Negli ultimi sondaggi politici, il M5S mostra di poter competere con il Partito Democratico in un eventuale ballottaggio.

I sondaggi politici di oggi, effettuati da Emg e trasmessi dal TgLa7 non mostrano quasi nessuna novità: apparentemente il Pd e il M5S rimangono ai primi posti; la Lega Nord continua nel suo lento calo e anche gli altri non sembrano smuoversi minimamente dalle loro posizioni. Le cose però cambiano radicalmente se si va a vedere cosa accadrebbe nel ballottaggio garantito dal meccanismo che regola l'Italicum e dal fatto che nessun partito sembra vicino al raggiungimento del 40%.

Andiamo con ordine e partiamo però con i voti ai singoli partiti: il PD continua nell'altalena ma continua fondamentalmente a essere stabile (e nonostante il disastro di Roma, che sta incidendo parecchio); questa settimana perde tre punti decimali e scende al 32,5%. La ripresa che il partito ha osservato nelle scorse settimane grazie ai timidi segnali di crescita economica viene sicuramente affossata dalla vicenda di Ignazio Marino, che si complica ulteriormente.

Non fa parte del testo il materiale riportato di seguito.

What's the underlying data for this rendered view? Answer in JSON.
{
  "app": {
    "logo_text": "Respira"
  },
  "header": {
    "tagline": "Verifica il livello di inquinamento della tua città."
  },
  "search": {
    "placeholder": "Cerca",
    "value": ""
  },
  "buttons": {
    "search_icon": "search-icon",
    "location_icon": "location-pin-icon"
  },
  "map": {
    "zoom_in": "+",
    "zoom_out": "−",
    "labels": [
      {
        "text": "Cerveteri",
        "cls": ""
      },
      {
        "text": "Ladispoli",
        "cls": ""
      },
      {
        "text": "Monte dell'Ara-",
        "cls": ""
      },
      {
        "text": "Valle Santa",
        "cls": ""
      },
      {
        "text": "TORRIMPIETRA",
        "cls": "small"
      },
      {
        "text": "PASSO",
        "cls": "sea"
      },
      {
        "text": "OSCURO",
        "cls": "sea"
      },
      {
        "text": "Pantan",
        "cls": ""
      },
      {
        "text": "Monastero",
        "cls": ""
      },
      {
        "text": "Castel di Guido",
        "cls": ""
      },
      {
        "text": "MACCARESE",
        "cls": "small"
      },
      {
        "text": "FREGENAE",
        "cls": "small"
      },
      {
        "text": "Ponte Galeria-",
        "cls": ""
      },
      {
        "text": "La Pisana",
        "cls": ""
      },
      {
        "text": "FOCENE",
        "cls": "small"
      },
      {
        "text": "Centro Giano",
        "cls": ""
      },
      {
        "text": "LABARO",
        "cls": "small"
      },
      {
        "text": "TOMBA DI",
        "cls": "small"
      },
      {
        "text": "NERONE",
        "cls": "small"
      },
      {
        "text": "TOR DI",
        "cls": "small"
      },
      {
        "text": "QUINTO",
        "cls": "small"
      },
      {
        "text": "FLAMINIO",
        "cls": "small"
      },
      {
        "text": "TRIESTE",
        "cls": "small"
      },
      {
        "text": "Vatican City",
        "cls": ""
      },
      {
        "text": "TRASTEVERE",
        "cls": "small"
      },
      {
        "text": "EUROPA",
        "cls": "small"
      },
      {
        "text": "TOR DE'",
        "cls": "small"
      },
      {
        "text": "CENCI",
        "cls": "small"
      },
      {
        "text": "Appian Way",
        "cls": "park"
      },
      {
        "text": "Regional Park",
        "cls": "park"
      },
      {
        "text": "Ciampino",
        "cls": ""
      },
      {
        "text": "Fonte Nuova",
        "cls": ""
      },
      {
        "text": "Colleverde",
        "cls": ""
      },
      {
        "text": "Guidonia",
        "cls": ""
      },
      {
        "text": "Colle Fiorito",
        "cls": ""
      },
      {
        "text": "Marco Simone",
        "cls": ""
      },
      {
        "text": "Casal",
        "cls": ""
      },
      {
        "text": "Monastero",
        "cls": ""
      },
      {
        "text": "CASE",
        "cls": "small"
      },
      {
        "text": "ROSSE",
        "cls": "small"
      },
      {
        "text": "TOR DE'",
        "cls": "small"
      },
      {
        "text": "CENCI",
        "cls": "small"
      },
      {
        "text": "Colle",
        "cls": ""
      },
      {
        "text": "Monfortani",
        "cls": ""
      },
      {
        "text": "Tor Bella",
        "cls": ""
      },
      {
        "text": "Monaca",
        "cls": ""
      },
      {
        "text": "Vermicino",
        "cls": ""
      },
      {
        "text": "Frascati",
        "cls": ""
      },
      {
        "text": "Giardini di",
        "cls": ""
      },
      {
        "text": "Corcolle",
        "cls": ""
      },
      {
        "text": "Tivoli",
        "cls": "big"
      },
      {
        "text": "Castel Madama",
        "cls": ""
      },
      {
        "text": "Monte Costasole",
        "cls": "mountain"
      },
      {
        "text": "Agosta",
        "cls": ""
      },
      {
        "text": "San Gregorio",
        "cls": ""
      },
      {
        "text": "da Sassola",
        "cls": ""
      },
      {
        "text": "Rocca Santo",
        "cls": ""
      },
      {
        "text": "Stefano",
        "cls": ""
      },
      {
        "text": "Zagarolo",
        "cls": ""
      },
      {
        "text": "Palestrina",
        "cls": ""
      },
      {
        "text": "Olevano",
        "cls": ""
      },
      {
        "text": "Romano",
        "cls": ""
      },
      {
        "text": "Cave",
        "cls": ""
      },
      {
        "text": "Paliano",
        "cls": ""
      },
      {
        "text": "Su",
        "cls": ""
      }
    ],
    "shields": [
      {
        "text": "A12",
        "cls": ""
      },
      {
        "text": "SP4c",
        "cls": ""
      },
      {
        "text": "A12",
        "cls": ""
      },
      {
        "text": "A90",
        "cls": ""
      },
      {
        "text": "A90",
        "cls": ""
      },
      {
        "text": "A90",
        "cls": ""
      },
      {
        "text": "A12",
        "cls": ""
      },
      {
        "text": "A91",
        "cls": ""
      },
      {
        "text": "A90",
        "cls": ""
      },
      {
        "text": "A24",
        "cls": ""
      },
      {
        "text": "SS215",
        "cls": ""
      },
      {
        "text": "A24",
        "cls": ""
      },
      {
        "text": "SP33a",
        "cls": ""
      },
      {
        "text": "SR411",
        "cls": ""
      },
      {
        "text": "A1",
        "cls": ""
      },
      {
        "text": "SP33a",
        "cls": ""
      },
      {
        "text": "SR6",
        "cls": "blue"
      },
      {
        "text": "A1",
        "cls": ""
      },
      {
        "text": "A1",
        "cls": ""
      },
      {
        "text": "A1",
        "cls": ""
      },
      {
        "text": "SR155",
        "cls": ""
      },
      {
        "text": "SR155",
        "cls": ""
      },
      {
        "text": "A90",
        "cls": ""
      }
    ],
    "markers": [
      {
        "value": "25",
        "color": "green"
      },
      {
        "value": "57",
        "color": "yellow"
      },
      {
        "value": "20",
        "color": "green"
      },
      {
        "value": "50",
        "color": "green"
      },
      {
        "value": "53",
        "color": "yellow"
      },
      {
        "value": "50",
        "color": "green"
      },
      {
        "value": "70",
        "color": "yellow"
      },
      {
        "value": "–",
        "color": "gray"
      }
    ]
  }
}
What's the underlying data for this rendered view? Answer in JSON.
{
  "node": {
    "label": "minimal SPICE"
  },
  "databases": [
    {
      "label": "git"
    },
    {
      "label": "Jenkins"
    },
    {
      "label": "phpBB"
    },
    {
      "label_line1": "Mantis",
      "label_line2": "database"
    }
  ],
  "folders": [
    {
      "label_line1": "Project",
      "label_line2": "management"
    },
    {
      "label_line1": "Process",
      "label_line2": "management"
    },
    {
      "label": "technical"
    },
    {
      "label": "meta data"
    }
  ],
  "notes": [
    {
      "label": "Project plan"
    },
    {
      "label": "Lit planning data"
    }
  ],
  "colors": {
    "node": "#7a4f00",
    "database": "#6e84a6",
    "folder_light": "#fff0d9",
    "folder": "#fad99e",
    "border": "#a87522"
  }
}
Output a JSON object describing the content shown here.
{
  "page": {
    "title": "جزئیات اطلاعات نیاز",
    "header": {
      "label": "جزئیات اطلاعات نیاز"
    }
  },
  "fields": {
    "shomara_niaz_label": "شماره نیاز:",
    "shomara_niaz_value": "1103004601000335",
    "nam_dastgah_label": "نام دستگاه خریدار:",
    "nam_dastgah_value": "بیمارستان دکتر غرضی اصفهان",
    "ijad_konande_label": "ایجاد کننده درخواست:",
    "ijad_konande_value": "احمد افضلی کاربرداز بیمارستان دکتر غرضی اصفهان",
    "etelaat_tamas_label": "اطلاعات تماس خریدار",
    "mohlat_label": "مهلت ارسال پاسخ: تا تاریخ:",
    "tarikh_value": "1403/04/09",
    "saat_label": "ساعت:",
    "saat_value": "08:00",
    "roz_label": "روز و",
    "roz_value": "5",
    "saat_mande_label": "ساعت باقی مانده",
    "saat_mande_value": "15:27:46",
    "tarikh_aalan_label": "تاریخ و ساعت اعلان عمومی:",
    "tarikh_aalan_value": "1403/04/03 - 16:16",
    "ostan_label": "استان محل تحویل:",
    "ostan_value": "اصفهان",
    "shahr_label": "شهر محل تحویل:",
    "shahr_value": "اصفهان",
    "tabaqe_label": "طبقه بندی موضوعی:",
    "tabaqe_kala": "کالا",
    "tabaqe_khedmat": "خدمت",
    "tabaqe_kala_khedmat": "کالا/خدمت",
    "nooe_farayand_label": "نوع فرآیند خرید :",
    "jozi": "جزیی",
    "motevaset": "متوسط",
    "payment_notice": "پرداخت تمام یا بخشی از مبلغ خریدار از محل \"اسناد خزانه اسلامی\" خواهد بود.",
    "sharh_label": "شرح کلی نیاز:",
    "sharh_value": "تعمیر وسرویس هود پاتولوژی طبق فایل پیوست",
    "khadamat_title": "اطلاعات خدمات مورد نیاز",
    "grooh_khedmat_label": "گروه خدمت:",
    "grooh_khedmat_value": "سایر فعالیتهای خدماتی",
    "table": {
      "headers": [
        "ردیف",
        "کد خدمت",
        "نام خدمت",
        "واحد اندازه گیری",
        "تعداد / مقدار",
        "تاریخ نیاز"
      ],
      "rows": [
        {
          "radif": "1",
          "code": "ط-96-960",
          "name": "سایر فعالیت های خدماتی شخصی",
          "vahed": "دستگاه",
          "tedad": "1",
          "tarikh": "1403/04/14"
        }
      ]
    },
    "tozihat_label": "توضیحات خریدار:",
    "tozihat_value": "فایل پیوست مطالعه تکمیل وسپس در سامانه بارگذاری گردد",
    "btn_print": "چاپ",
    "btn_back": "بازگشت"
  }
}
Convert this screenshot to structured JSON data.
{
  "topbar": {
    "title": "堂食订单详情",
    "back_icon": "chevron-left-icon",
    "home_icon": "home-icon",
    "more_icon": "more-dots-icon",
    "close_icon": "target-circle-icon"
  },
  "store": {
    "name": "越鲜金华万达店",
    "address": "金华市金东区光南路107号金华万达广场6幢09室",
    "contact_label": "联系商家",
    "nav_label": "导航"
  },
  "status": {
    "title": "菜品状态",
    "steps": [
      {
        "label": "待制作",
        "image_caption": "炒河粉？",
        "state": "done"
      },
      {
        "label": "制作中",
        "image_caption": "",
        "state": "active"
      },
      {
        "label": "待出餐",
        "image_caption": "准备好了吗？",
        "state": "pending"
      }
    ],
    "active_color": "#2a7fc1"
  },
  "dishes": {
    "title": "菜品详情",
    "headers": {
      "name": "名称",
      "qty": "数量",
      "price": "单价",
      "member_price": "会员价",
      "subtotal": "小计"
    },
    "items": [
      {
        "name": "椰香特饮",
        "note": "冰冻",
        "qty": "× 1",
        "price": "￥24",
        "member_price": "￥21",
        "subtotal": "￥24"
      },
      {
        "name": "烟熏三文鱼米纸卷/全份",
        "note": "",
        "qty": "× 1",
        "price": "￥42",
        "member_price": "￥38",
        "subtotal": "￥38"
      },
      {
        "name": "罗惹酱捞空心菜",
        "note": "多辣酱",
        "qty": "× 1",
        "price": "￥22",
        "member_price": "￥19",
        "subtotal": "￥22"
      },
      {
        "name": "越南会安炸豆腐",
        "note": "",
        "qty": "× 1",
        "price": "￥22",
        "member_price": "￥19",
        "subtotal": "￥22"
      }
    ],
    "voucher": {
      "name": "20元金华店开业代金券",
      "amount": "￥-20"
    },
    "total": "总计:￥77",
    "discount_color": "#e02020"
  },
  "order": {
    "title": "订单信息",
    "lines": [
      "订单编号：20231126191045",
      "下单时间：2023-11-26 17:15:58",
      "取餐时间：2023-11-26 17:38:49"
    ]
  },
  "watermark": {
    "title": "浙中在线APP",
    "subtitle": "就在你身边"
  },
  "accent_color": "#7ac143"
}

Il Movimento 5 Stelle arresta invece la sua crescita perdendo un punto decimale e scendendo al 27,2%. Prima battuta d'arresto dall'estate, ma segnale che non può preoccupare, visto il livello elevatissimo di consensi ormai raggiunto e la consapevolezza che oltre una certa soglia, che si è comunque alzata non poco, un partito costituito come il M5S non può andare.

Perde qualcosa anche la Lega Nord, che scende al 14,3% (-0,6), mentre rimane stabile Forza Italia all'11,6%. Ma l'aspetto più interessante lo si vede nel caso di un secondo turno.

Al secondo turno si sfiderebbero il Partito Democratico e il Movimento 5 Stelle: in questo caso il vantaggio del Pd è ormai ridotto a un soffio, a un misero punto percentuale che distanzia il 50,5% di Renzi dal 49,5% di Grillo. Si tratterebbe davvero di una sfida al fotofinish. Le cose andrebbero molto diversamente qualora un listone del centrodestra (Forza Italia, Lega Nord, Fratelli d'Italia) si unisse per arrivare al secondo turno (ipotesi molto probabile): in questo caso il Pd vincerebbe senza fatica: 53,5 contro 46,5%.